DOLOMITI ENERGIA, LA BORSA ADESSO NON FA PIÙ PAURA
L’assemblea di Dolomiti Energia Holding (DEH) ha restituito un’iconica immagine di inutilità dell’azionista pubblico di controllo, incapace o disinteressato dall’esprimere indicazioni di tipo strategico (salvo si tratti di piazzare una propria «bandierina» all’interno del consiglio di amministrazione o del collegio sindacale). DEH appartiene per l’84% a soggetti pubblici (Provincia e Comuni di Trento e Rovereto, prevalentemente), è la più grande società della provincia, una delle più grandi della regione. Attraverso Hydro Dolomiti Enel Srl e Dolomiti Edison Energy Srl, controlla impianti di produzione idroelettrica sparsi su tutto il territorio provinciale, essendo con ciò diventato uno dei principali operatori nazionali del settore. Se ne è accorto il fondo australiano Macquarie, che nel 2016 ha acquistato per 335 milioni di euro la minoranza della Hydro Dolomiti Enel S.r.l. (per il 51% rimasta in capo a DEH). Se ne è accorto pure il fondo inglese Equitix, che lo scorso anno ha sborsato 50 milioni di euro per il 5% della stessa DEH.
Pare non essersene accorto l’azionista pubblico, che è intervenuto all’assemblea della scorsa settimana chiedendo una cosa tecnicamente impossibile, anche se politicamente redditizia (l’utilizzo degli utili di bilancio per ridurre il costo delle bollette), aggiungendo che sarebbe utile de-focalizzare DEH dal proprio business strategico (il settore idroelettrico). Non se n’è accorta neppure Fondazione Caritro, che dal canto suo ha sottolineato come il riequilibrio delle fonti di produzione di energia a favore dell’eolico e fotovoltaico potrebbe, non si capisce come, favorire la proiezione nella grande finanza di DEH.

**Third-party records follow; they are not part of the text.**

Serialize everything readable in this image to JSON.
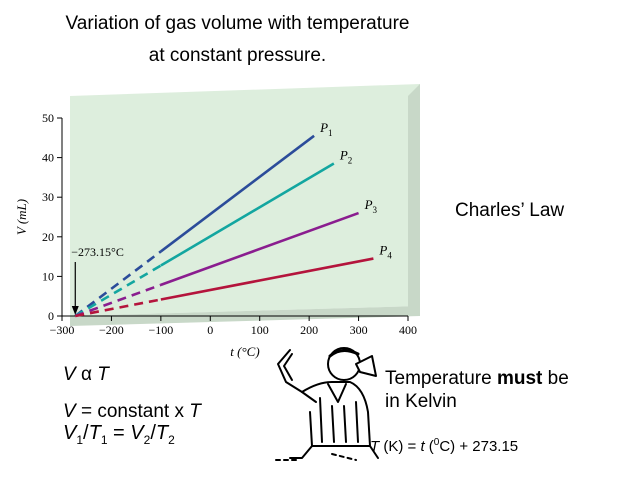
{
  "title_line1": "Variation of gas volume with temperature",
  "title_line2": "at constant pressure.",
  "charles_law": "Charles’ Law",
  "relations": {
    "proportional": {
      "v": "V",
      "alpha": "α",
      "t": "T"
    },
    "constant": {
      "v": "V",
      "middle": " = constant x ",
      "t": "T"
    },
    "ratio": {
      "v1": "V",
      "s1": "1",
      "t1": "T",
      "s2": "1",
      "eq": " = ",
      "v2": "V",
      "s3": "2",
      "t2": "T",
      "s4": "2"
    }
  },
  "note": {
    "pre": "Temperature ",
    "bold": "must",
    "post": " be",
    "line2": "in Kelvin"
  },
  "formula": {
    "t": "T",
    "k": " (K) = ",
    "tsmall": "t",
    "open": " (",
    "zero": "0",
    "close": "C) + 273.15"
  },
  "colors": {
    "panel": "#ddeedd",
    "panel_side": "#c8d8c8",
    "p1": "#2b4c9a",
    "p2": "#13a6a0",
    "p3": "#8a1d8f",
    "p4": "#b4143c"
  },
  "chart_data": {
    "type": "line",
    "xlabel": "t (°C)",
    "ylabel": "V (mL)",
    "xlim": [
      -300,
      400
    ],
    "ylim": [
      0,
      50
    ],
    "xticks": [
      -300,
      -200,
      -100,
      0,
      100,
      200,
      300,
      400
    ],
    "yticks": [
      0,
      10,
      20,
      30,
      40,
      50
    ],
    "annotation": "−273.15°C",
    "extrapolation_start": -273.15,
    "measured_start": -100,
    "series": [
      {
        "name": "P",
        "sub": "1",
        "x_end": 210,
        "y_end": 45.5,
        "color_key": "p1"
      },
      {
        "name": "P",
        "sub": "2",
        "x_end": 250,
        "y_end": 38.5,
        "color_key": "p2"
      },
      {
        "name": "P",
        "sub": "3",
        "x_end": 300,
        "y_end": 26,
        "color_key": "p3"
      },
      {
        "name": "P",
        "sub": "4",
        "x_end": 330,
        "y_end": 14.5,
        "color_key": "p4"
      }
    ]
  }
}
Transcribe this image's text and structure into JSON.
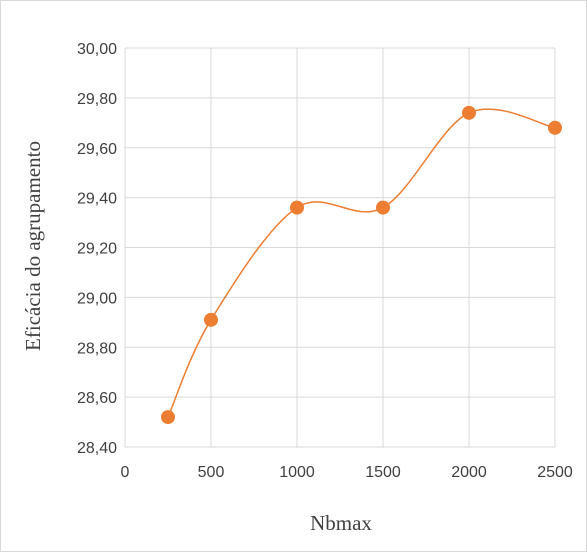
{
  "chart_data": {
    "type": "scatter",
    "title": "",
    "xlabel": "Nbmax",
    "ylabel": "Eficácia do agrupamento",
    "xlim": [
      0,
      2500
    ],
    "ylim": [
      28.4,
      30.0
    ],
    "x_ticks": [
      0,
      500,
      1000,
      1500,
      2000,
      2500
    ],
    "x_tick_labels": [
      "0",
      "500",
      "1000",
      "1500",
      "2000",
      "2500"
    ],
    "y_ticks": [
      28.4,
      28.6,
      28.8,
      29.0,
      29.2,
      29.4,
      29.6,
      29.8,
      30.0
    ],
    "y_tick_labels": [
      "28,40",
      "28,60",
      "28,80",
      "29,00",
      "29,20",
      "29,40",
      "29,60",
      "29,80",
      "30,00"
    ],
    "grid": true,
    "legend": "none",
    "line_style": "smooth",
    "series": [
      {
        "color": "#ED7D31",
        "x": [
          250,
          500,
          1000,
          1500,
          2000,
          2500
        ],
        "y": [
          28.52,
          28.91,
          29.36,
          29.36,
          29.74,
          29.68
        ]
      }
    ]
  }
}
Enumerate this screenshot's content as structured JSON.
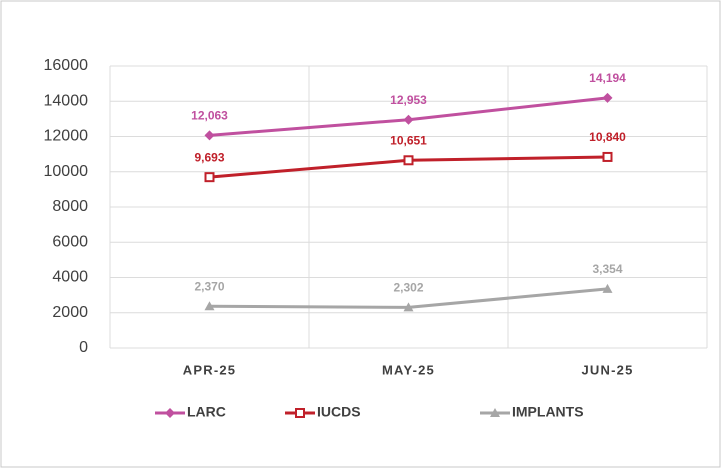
{
  "chart_data": {
    "type": "line",
    "categories": [
      "APR-25",
      "MAY-25",
      "JUN-25"
    ],
    "series": [
      {
        "name": "LARC",
        "color": "#c0509f",
        "marker": "diamond",
        "values": [
          12063,
          12953,
          14194
        ],
        "value_labels": [
          "12,063",
          "12,953",
          "14,194"
        ]
      },
      {
        "name": "IUCDS",
        "color": "#c0202a",
        "marker": "square",
        "values": [
          9693,
          10651,
          10840
        ],
        "value_labels": [
          "9,693",
          "10,651",
          "10,840"
        ]
      },
      {
        "name": "IMPLANTS",
        "color": "#a6a6a6",
        "marker": "triangle",
        "values": [
          2370,
          2302,
          3354
        ],
        "value_labels": [
          "2,370",
          "2,302",
          "3,354"
        ]
      }
    ],
    "ylim": [
      0,
      16000
    ],
    "yticks": [
      0,
      2000,
      4000,
      6000,
      8000,
      10000,
      12000,
      14000,
      16000
    ],
    "grid": true,
    "legend": "bottom"
  }
}
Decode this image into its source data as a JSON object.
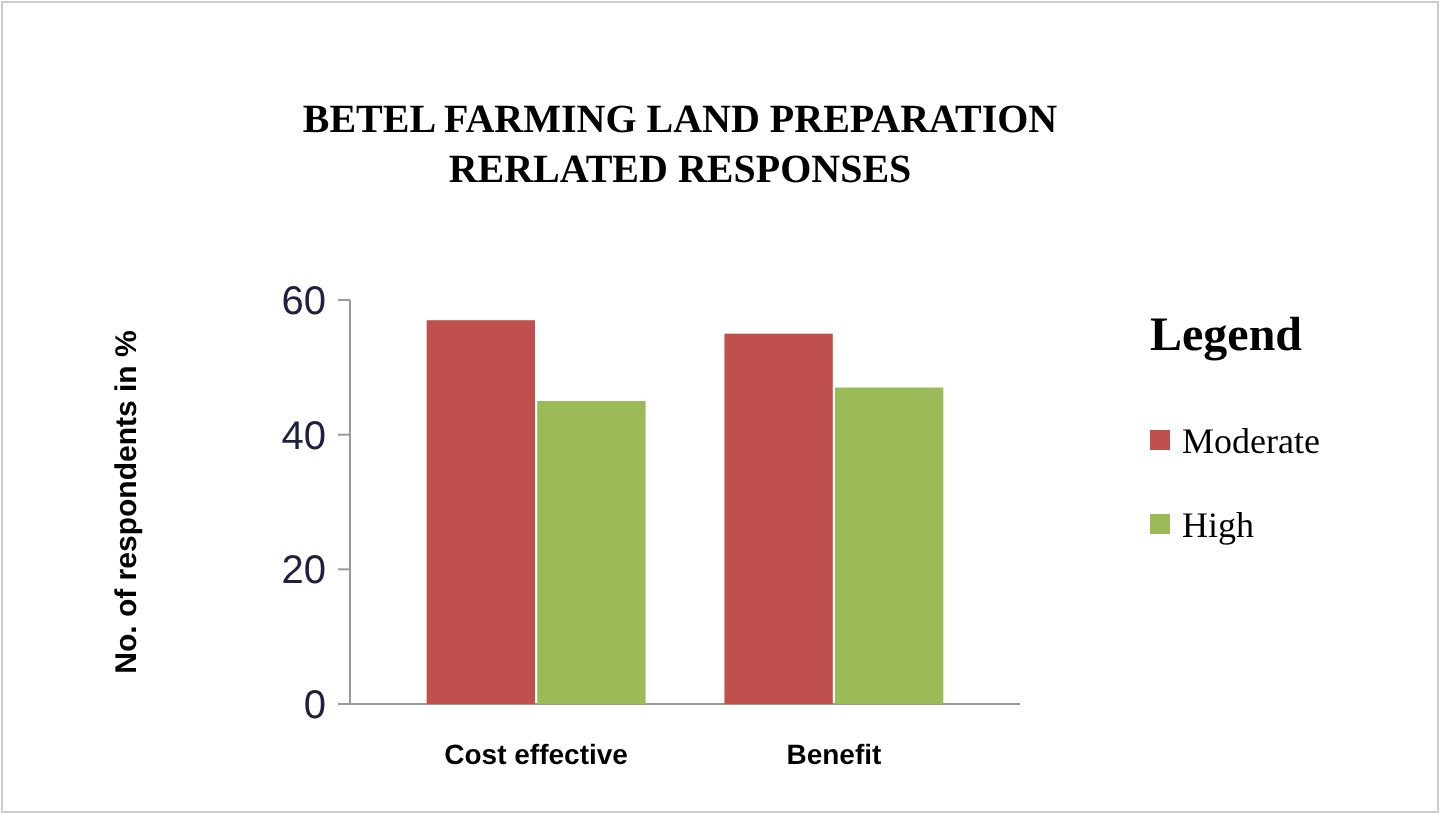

Posizioni entrambe da considerare con attenzione (se non altro perché espresse da componenti largamente maggioritarie nell’assetto proprietario di DEH), ma che risultano facilmente contraddette dalla già consolidata presenza di Macquarie ed Equitix (probabilmente sfuggita a Fondazione Caritro e azionisti pubblici), e dal fatto che l’idroelettrico è di gran lunga il miglior deterrente per le strutturali criticità del mercato dell’energia (stagionalità, impossibilità di immagazzinamento, sbilanciamento costante tra domanda e offerta, forte correlazione con l’andamento del prezzo degli idrocarburi). Chi si occupa del mercato dell’energia sa che i prezzi sono caratterizzati da una violenta volatilità, perché nell’arco della giornata si alternano ore a elevata domanda (peackload) a ore di richiesta ridotta (offpeack). A ciò si contrappone un’offerta rigida, in ragione soprattutto della difficoltà di immagazzinamento che rende problematico il mettere a disposizione le quantità di energia richieste quando e dove serve. Puntare sulla capacità di immagazzinamento è infatti condizione «sine qua non» per flessibilizzare l’offerta in funzione della modularità della domanda, e a questo proposito lo strumento più efficiente è sicuramente quello dei bacini di accumulo delle centrali idroelettriche. Spostarsi su eolico o fotovoltaico (tralasciando la modesta vocazionalità del Trentino rispetto a questo tipo di fonti) accentuerebbe il problema della volatilità dei prezzi e metterebbe ulteriormente in crisi la rete.
Decisamente singolari le osservazioni sull’eccesso di azioni proprie in portafoglio. Trattandosi di operazioni che vanno necessariamente e preventivamente autorizzate proprio dall’assemblea degli azionisti, non ci si stupirebbe se l’annotazione risultasse a qualcuno in qualche misura schizofrenica. Le azioni proprie, se utilizzate in maniera corretta, sono invece uno strumento essenziale per assicurare valore alle azioni e per consentire al management di progettare operazioni sul capitale senza modificare gli equilibri proprietari (che a maggior ragione dovrebbero sentirsene per questo tutelati). Tutto ciò dimostra che l’azionista di controllo, se incapace di esprimere una visione e una progettualità, non basta alla società e non basta nemmeno a se stesso.
Forse siamo nel campo dell’astrazione giuridica, ma probabilmente sarebbe opportuno affidarsi ad assetti di governo duale-germanico, così da rendere le scelte di gestione impermeabili agli interessi di breve periodo dei singoli azionisti. Se un anno fa ci dimostrammo fortemente critici rispetto a una quotazione in Borsa di DEH, gli accadimenti dell’ultima assemblea ci portano pertanto a rivedere l’idea.